Une pratique moyenâgeuse

La vente à réméré trouverait ses origines au Moyen-Âge, mais ne fut encadrée par la réglementation qu'à l'époque de Napoléon en 1804. La faculté de rachat a été introduite dans le Code civil, sous l'article 1659 et les suivants. Du point de vue étymologique, le terme "réméré" est issu du latin "redimere" qui veut dire "racheter".

Comment ça marche ?

La vente à réméré commence comme une banale transaction immobilière : il faut deux parties, un vendeur et un acheteur. Le vendeur cède la propriété du bien à l'acheteur, mais continue de l'occuper, et surtout il acquiert la faculté de le racheter plus tard. Le rachat du bien cédé est une possibilité inscrite dans le contrat, et non une obligation. 

Pour récupérer la propriété de son bien, le vendeur devra restituer à l'acheteur le prix de vente initial, additionné des frais éventuels que ce dernier aurait engagés pour améliorer le confort du logement par exemple. Le vendeur dispose de cinq années pour racheter le bien ; au-delà, l'acheteur devient pleinement propriétaire.

Pour bénéficier du principe de vente à réméré, le vendeur cède son bien entre 60% et 75% de sa valeur vénale. Il doit s'acquitter d'une indemnité d'occupation au nouveau propriétaire, estimée entre 10% et 15% du prix de vente. Dans le temps imparti, c'est-à-dire cinq ans, il peut racheter le bien à tout moment au prix fixé dans le contrat ou bien le revendre au prix du marché de manière classique, encaisser la différence entre le prix de vente et le prix de rachat, et déménager.

Comme pour toute transaction immobilière, seul le notaire peut rédiger un acte de vente à réméré.

Pour qui ?

La vente à réméré est ouverte à toute personne physique ou morale. Les particuliers, les commerçants, les artisans, les entrepreneurs et les sociétés peuvent vendre un bien en réméré, qui peut être un bien immobilier (logement, terrain, murs commerciaux, bâtiments professionnels, exploitations agricoles, etc), mais également tout bien meuble (tableau, voiture, bijoux, etc.). Le Code civil indique que tout bien peut être vendu avec faculté de rachat, mais dans les faits, la vente à réméré est principalement réalisée sur des maisons ou des appartements, et concerne essentiellement les propriétaires d'un bien immobilier en graves difficultés financières. 
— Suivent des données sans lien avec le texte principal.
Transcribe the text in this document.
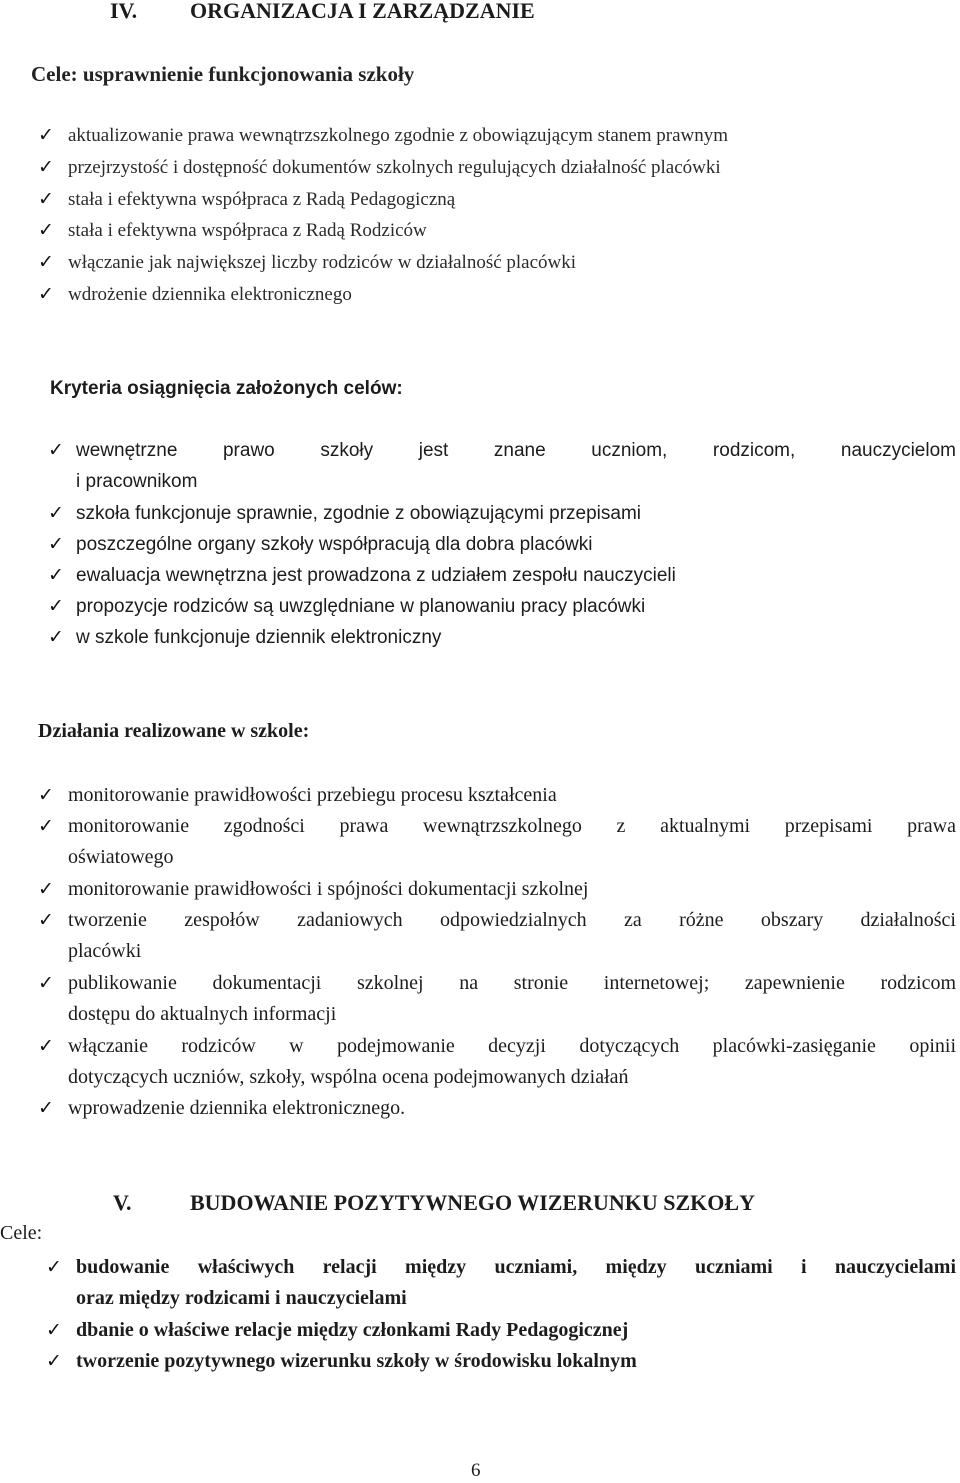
IV. ORGANIZACJA I ZARZĄDZANIE
Cele: usprawnienie funkcjonowania szkoły
✓ aktualizowanie prawa wewnątrzszkolnego zgodnie z obowiązującym stanem prawnym
✓ przejrzystość i dostępność dokumentów szkolnych regulujących działalność placówki
✓ stała i efektywna współpraca z Radą Pedagogiczną
✓ stała i efektywna współpraca z Radą Rodziców
✓ włączanie jak największej liczby rodziców w działalność placówki
✓ wdrożenie dziennika elektronicznego
Kryteria osiągnięcia założonych celów:
✓ wewnętrzne prawo szkoły jest znane uczniom, rodzicom, nauczycielom
i pracownikom
✓ szkoła funkcjonuje sprawnie, zgodnie z obowiązującymi przepisami
✓ poszczególne organy szkoły współpracują dla dobra placówki
✓ ewaluacja wewnętrzna jest prowadzona z udziałem zespołu nauczycieli
✓ propozycje rodziców są uwzględniane w planowaniu pracy placówki
✓ w szkole funkcjonuje dziennik elektroniczny
Działania realizowane w szkole:
✓ monitorowanie prawidłowości przebiegu procesu kształcenia
✓ monitorowanie zgodności prawa wewnątrzszkolnego z aktualnymi przepisami prawa
oświatowego
✓ monitorowanie prawidłowości i spójności dokumentacji szkolnej
✓ tworzenie zespołów zadaniowych odpowiedzialnych za różne obszary działalności
placówki
✓ publikowanie dokumentacji szkolnej na stronie internetowej; zapewnienie rodzicom
dostępu do aktualnych informacji
✓ włączanie rodziców w podejmowanie decyzji dotyczących placówki-zasięganie opinii
dotyczących uczniów, szkoły, wspólna ocena podejmowanych działań
✓ wprowadzenie dziennika elektronicznego.
V.	BUDOWANIE POZYTYWNEGO WIZERUNKU SZKOŁY
Cele:
✓ budowanie właściwych relacji między uczniami, między uczniami i nauczycielami
oraz między rodzicami i nauczycielami
✓ dbanie o właściwe relacje między członkami Rady Pedagogicznej
✓ tworzenie pozytywnego wizerunku szkoły w środowisku lokalnym
6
Pour que l'opération soit réalisable, le montant global des dettes ne doit pas dépasser 60% de la valeur vénale du bien.

Grâce au réméré, le vendeur sort de l’ornière :

  • il rembourse ses dettes auprès de ses créanciers ;
  • il évite la saisie immobilière et la vente aux enchères de son bien à un prix bradé ;
  • il n'est plus fiché par la Banque de France ;
  • il évite l'expulsion et continue de vivre dans son logement malgré ses ennuis ;
  • il dispose de fonds sans recourir à un emprunt bancaire ;
  • il dispose de temps pour vendre son bien immobilier au meilleur prix.

La vente à réméré permet aussi à un entrepreneur qui ne parvient pas à décrocher un crédit professionnel de financer son projet. Le patrimoine immobilier est utilisé pour obtenir les fonds via le transfert temporaire de sa propriété à un tiers.

En moyenne, la sortie d'une vente à réméré intervient au bout de 12 mois.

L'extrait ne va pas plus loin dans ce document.